Synthetic biologists design circuits using genes as interchangeable parts, allowing them to perform new functions, such as sensing environmental conditions. However, the overall complexity that can be achieved in such circuits has recently been limited by the difficulty in assembling genetic components that don’t interfere with each other.
Researchers have been trying to use proteins that control only parts of a synthetic circuit and that don’t hinder others. Christopher Voigt and his team have developed circuit components that don’t interfere with each other, allowing them to produce the most complex synthetic circuit ever built. The scientists published their findings in the journal Nature.
The circuit they designed integrates four sensors for different molecules, and such circuits could be used inside of cells to precisely monitor their environments. It was incredibly complex stitching together all of these pieces, states Voigt, co-director of the Synthetic Biology Center at MIT. Larger circuits would require computer programs, which are now being developed, and should allow the combination of hundreds of such circuits.
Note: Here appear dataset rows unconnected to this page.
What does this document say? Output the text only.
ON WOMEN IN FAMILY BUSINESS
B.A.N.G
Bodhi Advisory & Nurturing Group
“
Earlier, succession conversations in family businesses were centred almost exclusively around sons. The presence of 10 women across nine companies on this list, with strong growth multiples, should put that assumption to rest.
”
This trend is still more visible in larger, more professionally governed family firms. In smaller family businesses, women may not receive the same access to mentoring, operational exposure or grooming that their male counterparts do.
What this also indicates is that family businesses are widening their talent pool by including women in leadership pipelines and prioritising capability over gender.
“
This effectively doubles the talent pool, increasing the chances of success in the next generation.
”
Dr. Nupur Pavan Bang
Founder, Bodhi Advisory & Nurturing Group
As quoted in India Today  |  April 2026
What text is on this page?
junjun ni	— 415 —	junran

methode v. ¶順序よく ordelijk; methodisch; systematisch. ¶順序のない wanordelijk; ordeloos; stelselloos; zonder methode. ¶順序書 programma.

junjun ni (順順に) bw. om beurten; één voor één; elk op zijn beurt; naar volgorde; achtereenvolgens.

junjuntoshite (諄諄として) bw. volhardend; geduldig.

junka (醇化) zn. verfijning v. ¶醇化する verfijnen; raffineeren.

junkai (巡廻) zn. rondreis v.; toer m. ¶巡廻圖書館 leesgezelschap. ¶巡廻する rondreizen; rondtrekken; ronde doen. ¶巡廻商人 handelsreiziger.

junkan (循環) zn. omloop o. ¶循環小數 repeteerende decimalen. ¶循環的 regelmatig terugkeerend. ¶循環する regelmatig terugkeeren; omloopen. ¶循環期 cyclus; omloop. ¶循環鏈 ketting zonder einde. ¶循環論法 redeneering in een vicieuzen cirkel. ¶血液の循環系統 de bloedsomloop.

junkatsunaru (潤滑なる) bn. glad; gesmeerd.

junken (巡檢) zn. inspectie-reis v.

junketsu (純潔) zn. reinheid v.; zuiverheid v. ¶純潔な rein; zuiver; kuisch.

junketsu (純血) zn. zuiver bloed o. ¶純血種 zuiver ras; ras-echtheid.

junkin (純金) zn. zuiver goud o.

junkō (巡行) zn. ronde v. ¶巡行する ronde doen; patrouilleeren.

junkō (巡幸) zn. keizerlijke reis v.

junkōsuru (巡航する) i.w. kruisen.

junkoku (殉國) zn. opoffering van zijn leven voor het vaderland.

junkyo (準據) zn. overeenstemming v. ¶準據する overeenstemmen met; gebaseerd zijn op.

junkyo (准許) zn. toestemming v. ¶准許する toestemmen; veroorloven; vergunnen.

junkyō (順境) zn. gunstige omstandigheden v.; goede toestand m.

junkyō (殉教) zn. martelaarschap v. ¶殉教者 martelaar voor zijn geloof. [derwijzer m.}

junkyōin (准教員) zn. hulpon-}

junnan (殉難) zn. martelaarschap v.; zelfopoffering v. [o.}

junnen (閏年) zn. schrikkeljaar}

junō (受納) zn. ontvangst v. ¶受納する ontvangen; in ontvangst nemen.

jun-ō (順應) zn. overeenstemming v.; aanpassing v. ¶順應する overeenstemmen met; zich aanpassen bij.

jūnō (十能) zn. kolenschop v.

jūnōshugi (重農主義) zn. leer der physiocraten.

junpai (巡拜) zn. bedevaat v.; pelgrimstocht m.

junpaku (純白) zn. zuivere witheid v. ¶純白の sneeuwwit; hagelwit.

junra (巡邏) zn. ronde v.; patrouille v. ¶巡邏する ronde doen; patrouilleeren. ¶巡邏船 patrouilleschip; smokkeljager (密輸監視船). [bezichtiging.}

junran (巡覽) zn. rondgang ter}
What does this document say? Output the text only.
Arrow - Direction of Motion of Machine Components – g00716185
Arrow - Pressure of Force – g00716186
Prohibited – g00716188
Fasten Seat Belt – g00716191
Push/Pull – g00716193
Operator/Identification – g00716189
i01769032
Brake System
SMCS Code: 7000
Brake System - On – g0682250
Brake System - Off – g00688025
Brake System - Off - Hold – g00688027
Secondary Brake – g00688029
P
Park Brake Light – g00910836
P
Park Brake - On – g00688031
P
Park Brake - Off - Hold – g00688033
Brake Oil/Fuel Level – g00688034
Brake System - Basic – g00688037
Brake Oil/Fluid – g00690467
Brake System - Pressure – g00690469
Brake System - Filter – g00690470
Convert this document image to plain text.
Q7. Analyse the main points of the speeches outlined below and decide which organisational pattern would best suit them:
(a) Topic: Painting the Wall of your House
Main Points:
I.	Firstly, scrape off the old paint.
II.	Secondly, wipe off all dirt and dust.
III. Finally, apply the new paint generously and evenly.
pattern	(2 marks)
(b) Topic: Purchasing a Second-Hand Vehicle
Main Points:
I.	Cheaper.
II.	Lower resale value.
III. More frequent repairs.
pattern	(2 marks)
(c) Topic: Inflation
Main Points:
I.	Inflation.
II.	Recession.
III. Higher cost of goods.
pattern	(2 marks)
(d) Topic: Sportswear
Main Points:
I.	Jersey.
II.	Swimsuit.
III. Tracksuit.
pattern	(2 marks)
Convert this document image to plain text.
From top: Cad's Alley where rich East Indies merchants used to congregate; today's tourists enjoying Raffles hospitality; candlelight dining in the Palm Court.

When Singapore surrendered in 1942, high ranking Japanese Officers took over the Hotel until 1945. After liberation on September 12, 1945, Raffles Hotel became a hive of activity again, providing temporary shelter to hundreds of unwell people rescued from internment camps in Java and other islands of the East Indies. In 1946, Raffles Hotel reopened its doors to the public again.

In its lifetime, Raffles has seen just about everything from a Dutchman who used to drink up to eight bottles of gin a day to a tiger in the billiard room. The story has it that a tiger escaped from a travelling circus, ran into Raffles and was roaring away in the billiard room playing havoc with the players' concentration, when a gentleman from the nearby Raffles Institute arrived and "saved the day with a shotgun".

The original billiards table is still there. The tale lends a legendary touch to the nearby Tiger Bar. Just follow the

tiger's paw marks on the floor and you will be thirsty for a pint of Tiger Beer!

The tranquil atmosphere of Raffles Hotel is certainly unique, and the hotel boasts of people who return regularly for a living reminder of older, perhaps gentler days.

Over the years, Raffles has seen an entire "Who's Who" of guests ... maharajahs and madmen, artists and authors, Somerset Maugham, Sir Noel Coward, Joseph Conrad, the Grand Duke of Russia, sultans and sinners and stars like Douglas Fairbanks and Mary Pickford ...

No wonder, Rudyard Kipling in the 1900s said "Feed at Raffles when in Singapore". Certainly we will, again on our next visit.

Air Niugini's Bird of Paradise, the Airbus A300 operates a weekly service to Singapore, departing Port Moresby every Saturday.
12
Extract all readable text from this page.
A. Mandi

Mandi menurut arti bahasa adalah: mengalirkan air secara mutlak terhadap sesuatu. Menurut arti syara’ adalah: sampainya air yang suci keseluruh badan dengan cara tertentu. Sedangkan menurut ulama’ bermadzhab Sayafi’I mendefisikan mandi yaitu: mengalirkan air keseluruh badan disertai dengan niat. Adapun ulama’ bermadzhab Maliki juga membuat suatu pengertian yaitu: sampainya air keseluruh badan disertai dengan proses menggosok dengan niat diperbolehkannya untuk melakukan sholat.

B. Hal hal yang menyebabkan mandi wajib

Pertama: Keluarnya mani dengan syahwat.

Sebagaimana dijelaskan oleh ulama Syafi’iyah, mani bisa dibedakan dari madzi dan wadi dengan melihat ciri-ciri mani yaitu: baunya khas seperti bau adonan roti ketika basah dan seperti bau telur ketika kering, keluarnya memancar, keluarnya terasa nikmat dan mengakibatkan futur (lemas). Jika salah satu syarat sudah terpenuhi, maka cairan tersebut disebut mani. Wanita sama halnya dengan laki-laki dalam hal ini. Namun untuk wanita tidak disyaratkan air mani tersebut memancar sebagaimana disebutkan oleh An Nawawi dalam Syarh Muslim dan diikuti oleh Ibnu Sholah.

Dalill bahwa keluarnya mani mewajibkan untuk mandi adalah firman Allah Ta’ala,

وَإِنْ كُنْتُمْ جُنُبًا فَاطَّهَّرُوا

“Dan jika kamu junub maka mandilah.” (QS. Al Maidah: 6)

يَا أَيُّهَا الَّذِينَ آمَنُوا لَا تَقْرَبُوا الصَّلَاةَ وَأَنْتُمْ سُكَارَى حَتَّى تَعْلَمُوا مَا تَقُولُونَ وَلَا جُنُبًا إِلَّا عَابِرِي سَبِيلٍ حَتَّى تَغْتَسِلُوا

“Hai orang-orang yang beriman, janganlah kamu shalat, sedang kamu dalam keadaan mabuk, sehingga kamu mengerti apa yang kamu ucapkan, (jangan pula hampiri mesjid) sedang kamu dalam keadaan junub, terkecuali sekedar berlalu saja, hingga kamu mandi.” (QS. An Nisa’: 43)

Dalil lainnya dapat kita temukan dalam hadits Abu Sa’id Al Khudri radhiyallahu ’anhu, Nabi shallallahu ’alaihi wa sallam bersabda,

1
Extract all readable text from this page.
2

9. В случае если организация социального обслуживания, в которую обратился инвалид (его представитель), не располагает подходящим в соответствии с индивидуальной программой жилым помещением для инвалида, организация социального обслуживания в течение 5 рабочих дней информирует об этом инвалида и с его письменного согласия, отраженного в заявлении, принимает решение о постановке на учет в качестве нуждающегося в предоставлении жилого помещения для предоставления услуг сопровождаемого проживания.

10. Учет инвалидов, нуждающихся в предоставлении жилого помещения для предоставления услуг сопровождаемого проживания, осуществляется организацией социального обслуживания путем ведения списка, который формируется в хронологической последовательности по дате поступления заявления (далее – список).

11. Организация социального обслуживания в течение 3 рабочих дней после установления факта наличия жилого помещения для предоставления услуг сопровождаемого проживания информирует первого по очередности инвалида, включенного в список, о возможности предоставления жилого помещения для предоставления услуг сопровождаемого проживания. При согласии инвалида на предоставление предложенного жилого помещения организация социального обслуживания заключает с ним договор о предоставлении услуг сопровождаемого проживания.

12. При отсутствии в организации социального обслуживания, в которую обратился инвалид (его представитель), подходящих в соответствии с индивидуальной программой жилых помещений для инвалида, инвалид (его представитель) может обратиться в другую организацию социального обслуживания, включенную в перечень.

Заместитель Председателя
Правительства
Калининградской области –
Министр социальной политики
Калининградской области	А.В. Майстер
Voigt had previously used bacteria that could respond to light and capture photographic images, and others that could detect low oxygen levels and high cell density, conditions which are found in tumors. Most of his projects use a small handful of known genetic parts that are repackaged over and over again.
In order to expand the number of possible circuits, the researchers used the bacterium salmonella, which has a cellular pathway that controls the injection of proteins into human cells. It’s a tightly regulated circuit, which makes it a good candidate as a synthetic circuit.
The pathway is made up of three components, an activator, a promoter and a chaperone. A promoter is a region of DNA where proteins will bind to initiate gene transcription. An activator is such a protein, but these require a chaperone protein before they can bind to DNA in order to begin DNA transcription.
The scientists found 60 different versions of this pathway in other bacteria, and found that most of the proteins involved were different enough so that they wouldn’t interfere with one another. They did discover a small amount of crosstalk, so they used directed evolution to reduce it. This trial-and-error process involved mutating a gene to create thousands of similar variants, and testing them for the desired trait. The best candidates are then mutated and screened once again, until the optimal gene is created.
The researchers are applying their work to create a sensor that will allow yeast in an industrial fermenter to monitor its own environment and adjust its output accordingly.